How does it work?#

BloArk is a complicated system that has some different mind models within its design. It is a good idea to understand the architecture of BloArk before using it.

Process#

This architecture typically works with any revision-based data. In Wikipedia Edit History scenario, the following steps are followed:

  1. Building: The Wikipedia edit history is first divided into several blocks that obey the following rules:

    • Each block reflects one revision from an article.

    • All revisions of an article will be stored in the same warehouse.

    • Each block could be independently processed or analyzed.

  2. Modifying: The blocks can then be modified for different purposes, with the following benefits:

    • Easy: Defining modifiers is as easy as defining a function that just tells how each block should be edited.

    • Parallelization: The blocks can be processed in parallel, which significantly reduces the processing time.

    • Memory-friendly: The blocks are, and should be, small enough to be loaded into memory, which makes the processing more efficient.

    • Composition: The blocks can be composed to form a larger block, which can then be processed or analyzed as a whole.

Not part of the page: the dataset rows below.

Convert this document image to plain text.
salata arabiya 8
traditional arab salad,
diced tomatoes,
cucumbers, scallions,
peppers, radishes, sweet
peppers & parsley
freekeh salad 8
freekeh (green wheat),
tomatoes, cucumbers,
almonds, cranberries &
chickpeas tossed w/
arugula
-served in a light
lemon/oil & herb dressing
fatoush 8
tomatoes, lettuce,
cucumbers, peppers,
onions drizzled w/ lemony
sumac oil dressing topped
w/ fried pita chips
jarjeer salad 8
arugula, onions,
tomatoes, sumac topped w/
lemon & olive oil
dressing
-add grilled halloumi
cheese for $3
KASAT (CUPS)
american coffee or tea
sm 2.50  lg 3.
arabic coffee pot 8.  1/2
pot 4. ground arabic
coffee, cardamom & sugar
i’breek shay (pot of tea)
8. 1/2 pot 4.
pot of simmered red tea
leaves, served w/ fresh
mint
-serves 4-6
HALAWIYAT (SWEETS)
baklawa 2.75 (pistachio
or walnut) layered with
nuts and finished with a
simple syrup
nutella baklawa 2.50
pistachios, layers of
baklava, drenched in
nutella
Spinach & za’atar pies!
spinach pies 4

  3. Reusing: The blocks can be reused for further modifications, which saves the time and effort of building the blocks from scratch.

  4. Sharing: As long as the blocks are stored in the same format and be read by BloArk, they can easily be shared and reused by other users in other machines.

Design considerations#

When BloArk is designed, the following scenarios (including but not limited) are considered:

  • The single processable unit of a dataset is NOT too large to be loaded into memory.

  • A long-running device, such as Slurm job. It means that typical Jupyter Notebook is runnable but not suitable for this scenario in following reasons:

    • The Jupyter Notebook is not designed for long-running tasks. When you exit the browser (or close the browser tab), the Jupyter Notebook running session will be terminated.

    • Logs on Jupyter Notebook are not persistent and are not user-friendly. The scrolling experience along a long log is very bad on Jupyter Notebook (and Jupyter Lab, including all Jupyter-based software).